Le projet n’a pas encore été financé, mais M. Church et son équipe ont approché diverses entreprises, fondations et le gouvernement américain pour demander un soutien.
S’ils parviennent à réunir les capitaux nécessaires au lancement du projet, la route ne sera pas facile, car même s’il a fallu plus de dix ans pour y parvenir, il est beaucoup plus facile de lire l’ADN que de l’écrire.
“Actuellement, la synthèse de l’ADN est difficile et sujette aux erreurs. Les techniques existantes ne peuvent produire de manière fiable que des brins d’environ 200 paires de bases, les paires de bases étant les unités chimiques de l’ADN. Un seul gène peut avoir des centaines ou des milliers de paires de bases.

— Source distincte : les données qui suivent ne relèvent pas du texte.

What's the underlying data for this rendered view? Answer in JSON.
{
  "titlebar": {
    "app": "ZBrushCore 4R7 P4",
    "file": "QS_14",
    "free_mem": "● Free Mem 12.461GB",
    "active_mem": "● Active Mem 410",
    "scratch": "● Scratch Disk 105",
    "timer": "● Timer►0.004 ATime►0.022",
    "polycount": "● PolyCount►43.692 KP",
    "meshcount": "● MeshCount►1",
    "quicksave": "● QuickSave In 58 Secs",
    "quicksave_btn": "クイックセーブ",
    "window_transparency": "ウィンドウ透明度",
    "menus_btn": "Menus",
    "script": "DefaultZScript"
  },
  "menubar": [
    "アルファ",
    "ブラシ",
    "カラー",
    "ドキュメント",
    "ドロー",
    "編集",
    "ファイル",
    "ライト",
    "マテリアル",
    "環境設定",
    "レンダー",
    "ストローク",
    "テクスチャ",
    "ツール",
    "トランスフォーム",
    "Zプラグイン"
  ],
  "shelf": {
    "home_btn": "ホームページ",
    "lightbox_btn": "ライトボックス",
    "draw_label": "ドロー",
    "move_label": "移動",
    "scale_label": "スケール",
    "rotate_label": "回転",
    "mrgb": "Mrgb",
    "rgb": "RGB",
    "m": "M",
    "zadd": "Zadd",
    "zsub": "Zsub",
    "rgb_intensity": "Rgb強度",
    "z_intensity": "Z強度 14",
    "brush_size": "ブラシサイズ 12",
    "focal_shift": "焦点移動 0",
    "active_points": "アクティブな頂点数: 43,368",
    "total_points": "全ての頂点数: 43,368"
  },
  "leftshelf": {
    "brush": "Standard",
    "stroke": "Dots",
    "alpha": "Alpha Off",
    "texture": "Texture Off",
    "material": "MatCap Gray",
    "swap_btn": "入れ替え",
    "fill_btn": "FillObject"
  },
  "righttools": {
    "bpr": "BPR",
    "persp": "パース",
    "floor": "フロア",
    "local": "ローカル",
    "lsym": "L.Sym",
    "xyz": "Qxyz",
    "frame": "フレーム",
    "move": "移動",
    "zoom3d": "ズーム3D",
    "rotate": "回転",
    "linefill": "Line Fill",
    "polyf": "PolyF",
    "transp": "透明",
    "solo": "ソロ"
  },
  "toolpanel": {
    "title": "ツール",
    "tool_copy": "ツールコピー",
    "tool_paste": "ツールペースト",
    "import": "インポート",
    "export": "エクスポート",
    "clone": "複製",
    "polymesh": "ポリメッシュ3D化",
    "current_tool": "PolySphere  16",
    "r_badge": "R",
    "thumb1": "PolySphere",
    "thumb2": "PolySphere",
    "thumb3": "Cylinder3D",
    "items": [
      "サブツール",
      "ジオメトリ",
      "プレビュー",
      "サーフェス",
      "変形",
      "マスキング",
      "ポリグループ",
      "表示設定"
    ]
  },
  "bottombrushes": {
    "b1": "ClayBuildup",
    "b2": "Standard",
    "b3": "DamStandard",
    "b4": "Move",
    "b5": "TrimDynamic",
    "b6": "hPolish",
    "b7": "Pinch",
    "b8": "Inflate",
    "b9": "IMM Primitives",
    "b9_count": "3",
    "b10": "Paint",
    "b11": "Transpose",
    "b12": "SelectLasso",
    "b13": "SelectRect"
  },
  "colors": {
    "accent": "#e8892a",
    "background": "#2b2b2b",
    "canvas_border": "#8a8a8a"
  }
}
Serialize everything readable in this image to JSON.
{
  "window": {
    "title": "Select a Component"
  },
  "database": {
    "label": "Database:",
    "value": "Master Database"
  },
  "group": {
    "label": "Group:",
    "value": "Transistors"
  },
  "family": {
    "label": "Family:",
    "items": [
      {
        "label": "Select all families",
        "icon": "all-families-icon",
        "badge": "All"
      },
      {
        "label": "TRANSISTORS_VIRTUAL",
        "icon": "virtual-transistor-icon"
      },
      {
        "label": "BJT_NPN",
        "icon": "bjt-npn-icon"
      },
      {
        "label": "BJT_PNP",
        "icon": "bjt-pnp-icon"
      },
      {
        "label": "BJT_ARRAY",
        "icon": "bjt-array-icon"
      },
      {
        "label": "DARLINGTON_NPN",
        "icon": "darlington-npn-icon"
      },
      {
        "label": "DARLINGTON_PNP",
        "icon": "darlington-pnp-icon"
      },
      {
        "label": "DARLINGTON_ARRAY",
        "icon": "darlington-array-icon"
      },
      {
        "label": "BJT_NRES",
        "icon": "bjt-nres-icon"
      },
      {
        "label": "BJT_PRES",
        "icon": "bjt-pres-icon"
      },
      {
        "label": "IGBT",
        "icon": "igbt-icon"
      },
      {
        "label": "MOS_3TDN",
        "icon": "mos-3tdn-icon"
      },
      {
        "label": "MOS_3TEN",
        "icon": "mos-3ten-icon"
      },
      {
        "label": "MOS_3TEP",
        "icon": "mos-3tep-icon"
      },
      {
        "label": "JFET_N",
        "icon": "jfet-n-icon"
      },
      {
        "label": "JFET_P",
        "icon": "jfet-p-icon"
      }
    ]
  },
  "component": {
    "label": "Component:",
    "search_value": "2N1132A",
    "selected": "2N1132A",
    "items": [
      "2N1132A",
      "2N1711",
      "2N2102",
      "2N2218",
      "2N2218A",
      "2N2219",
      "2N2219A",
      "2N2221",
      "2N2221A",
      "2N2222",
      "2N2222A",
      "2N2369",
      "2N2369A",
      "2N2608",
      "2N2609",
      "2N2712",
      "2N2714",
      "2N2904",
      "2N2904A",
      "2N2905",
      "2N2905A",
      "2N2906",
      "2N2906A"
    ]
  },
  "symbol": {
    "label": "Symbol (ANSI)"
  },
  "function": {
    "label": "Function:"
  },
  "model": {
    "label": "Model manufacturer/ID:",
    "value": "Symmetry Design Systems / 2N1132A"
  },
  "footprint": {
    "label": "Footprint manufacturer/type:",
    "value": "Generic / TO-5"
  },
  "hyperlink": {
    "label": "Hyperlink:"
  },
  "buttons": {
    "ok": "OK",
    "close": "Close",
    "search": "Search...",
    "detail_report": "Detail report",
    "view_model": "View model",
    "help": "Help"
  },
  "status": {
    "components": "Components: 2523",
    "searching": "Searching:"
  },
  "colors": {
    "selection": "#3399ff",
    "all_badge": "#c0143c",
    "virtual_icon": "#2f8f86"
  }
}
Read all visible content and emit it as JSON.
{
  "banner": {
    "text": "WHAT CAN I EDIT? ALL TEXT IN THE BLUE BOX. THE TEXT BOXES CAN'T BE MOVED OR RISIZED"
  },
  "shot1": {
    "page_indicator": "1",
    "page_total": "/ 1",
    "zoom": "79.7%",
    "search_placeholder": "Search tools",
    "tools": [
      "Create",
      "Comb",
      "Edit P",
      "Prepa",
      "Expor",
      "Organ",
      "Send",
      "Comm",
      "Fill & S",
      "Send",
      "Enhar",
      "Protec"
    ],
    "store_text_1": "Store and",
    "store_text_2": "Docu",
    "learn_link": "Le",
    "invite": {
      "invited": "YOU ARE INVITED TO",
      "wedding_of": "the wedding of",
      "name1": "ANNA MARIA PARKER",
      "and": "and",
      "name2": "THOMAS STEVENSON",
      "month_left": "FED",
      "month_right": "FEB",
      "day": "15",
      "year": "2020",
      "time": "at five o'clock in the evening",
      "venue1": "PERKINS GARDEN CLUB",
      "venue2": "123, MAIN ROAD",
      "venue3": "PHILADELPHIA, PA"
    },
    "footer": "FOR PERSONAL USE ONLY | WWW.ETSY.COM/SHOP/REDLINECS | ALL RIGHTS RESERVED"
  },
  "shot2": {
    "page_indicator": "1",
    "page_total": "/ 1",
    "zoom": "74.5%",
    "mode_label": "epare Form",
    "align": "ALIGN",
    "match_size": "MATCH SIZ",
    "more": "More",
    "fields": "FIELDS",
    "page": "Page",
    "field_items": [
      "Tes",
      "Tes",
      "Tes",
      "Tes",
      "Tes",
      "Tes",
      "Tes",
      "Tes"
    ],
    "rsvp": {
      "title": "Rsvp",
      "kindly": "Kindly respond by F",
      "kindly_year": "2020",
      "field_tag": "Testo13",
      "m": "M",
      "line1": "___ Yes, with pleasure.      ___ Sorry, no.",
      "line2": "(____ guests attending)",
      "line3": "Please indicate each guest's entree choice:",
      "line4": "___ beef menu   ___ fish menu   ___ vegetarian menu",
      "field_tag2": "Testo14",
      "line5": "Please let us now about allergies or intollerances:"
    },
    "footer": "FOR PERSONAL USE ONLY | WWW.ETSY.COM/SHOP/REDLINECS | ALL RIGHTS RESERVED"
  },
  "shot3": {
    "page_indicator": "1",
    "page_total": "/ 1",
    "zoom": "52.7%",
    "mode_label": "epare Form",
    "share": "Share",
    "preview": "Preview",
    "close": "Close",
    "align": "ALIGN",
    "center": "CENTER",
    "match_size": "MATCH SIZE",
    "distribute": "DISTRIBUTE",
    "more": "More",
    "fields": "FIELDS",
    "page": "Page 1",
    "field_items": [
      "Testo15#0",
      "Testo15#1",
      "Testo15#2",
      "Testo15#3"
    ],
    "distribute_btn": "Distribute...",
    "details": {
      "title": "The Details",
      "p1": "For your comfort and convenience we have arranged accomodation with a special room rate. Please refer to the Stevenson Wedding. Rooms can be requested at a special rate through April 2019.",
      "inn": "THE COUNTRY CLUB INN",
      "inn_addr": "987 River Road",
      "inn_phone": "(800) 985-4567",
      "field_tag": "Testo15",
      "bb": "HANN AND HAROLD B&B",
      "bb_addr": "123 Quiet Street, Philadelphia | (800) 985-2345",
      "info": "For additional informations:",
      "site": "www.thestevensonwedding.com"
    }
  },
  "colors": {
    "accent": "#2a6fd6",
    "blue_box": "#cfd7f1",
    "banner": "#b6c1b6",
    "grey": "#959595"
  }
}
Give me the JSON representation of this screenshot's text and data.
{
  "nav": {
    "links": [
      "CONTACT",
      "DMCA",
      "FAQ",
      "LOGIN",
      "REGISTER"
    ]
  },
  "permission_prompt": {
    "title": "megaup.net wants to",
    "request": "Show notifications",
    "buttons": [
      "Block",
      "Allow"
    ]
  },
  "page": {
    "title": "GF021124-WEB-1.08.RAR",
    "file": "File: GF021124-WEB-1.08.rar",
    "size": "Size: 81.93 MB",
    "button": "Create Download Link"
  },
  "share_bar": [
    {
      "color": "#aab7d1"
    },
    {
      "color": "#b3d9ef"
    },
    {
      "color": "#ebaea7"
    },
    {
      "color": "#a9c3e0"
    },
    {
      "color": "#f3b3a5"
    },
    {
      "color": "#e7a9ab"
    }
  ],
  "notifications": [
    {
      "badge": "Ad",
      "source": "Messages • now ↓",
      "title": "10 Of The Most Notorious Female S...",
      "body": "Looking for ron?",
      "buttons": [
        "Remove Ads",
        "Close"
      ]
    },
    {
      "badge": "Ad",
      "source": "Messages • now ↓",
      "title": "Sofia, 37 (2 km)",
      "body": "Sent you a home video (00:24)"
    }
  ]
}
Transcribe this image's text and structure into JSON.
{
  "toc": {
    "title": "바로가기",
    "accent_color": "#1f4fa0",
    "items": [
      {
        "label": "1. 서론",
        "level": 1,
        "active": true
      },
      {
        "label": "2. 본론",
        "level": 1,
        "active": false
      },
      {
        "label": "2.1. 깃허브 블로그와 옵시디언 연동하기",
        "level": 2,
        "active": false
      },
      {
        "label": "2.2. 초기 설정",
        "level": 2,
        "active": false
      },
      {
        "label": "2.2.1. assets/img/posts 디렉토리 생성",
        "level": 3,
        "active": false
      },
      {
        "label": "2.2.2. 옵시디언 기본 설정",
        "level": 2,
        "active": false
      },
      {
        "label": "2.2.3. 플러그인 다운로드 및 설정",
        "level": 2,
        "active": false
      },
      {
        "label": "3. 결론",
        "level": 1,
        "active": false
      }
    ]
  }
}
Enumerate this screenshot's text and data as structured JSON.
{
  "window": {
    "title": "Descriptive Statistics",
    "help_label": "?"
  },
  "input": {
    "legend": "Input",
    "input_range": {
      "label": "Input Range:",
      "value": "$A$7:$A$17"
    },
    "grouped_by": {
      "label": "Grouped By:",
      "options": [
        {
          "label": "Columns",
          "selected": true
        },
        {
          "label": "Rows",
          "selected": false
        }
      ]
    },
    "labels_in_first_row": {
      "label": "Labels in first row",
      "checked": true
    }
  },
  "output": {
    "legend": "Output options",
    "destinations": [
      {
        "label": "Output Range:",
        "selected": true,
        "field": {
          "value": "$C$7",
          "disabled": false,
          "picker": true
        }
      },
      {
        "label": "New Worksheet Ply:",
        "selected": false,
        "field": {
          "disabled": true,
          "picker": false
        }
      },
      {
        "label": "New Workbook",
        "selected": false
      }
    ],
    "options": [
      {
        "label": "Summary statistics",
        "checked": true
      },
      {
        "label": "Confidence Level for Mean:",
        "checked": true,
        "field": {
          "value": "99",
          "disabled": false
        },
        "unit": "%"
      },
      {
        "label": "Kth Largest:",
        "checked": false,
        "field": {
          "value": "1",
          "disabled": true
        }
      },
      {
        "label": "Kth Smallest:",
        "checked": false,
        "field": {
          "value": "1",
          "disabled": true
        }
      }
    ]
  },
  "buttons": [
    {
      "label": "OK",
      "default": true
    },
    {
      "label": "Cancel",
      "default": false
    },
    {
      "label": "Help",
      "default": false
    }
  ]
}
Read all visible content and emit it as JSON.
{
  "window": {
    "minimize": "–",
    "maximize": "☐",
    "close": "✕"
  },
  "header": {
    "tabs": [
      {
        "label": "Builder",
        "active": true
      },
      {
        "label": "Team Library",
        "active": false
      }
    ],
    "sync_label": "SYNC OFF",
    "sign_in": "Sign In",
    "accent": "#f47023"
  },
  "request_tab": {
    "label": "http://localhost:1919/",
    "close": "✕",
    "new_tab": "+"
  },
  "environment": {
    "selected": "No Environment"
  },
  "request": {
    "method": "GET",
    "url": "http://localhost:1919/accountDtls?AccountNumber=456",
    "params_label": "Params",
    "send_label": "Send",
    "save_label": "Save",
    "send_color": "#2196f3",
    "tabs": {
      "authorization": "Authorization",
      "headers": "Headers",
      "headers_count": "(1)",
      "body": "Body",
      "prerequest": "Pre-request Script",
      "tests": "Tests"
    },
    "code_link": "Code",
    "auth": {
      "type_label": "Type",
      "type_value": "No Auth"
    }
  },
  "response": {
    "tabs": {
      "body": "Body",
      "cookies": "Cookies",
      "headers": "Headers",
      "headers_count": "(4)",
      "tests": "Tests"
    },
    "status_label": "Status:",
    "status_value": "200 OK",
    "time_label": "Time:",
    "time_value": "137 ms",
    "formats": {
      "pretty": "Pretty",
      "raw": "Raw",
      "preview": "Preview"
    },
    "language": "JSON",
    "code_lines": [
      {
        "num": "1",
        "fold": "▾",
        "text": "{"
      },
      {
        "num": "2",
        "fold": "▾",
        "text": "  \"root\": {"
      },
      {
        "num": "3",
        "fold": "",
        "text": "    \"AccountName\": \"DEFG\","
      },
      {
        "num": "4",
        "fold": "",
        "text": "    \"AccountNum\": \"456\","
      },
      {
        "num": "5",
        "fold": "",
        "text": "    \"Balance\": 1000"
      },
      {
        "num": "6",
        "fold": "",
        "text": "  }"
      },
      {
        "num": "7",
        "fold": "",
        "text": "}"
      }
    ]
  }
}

Pour en synthétiser un, il faut épisser plusieurs segments de 200 unités”
Mais si l’on considère que le coût de la synthèse des gènes est passé de 4 dollars par paire de bases en 2003 à seulement 3 cents aujourd’hui, nous pourrions voir l’ensemble des 3 milliards de paires de bases qui composent le génome humain tomber à seulement 100 000 dollars américains en seulement deux décennies, affirment Endy et Zoloth – mais seulement si la demande de l’industrie est suffisamment forte.
Si le projet est couronné de succès, tous les “ajustements” génétiques auxquels nous assistons grâce à la nouvelle méthode d’édition de gènes CRISPR/Cas9, dont on a beaucoup parlé, et que les scientifiques ont récemment utilisée pour modifier des embryons humains, créer une levure qui produit de l’insuline et éliminer le VIH des cellules humaines(il est ensuite réapparu), pourraient être obsolètes – au lieu de modifier ce que la nature a fait, nous pourrions simplement le construire nous-mêmes.
Alors, où en est-on aujourd’hui ? Peu d’informations ayant été communiquées à la suite de la réunion du 12 mai, il ne nous reste plus qu’à attendre que la proposition examinée par des pairs soit rendue publique, afin que nous puissions voir par nous-mêmes ce qui a été discuté.
Personne ne sait si les considérations éthiques seront dûment prises en compte à l’avenir, mais à ce stade, il est plus probable qu’improbable que ce projet se poursuive, alors préparez-vous. Les résultats pourraient être impressionnants – nous devons simplement nous assurer que les questions éthiques sont prises en compte au même titre que les opportunités commerciales.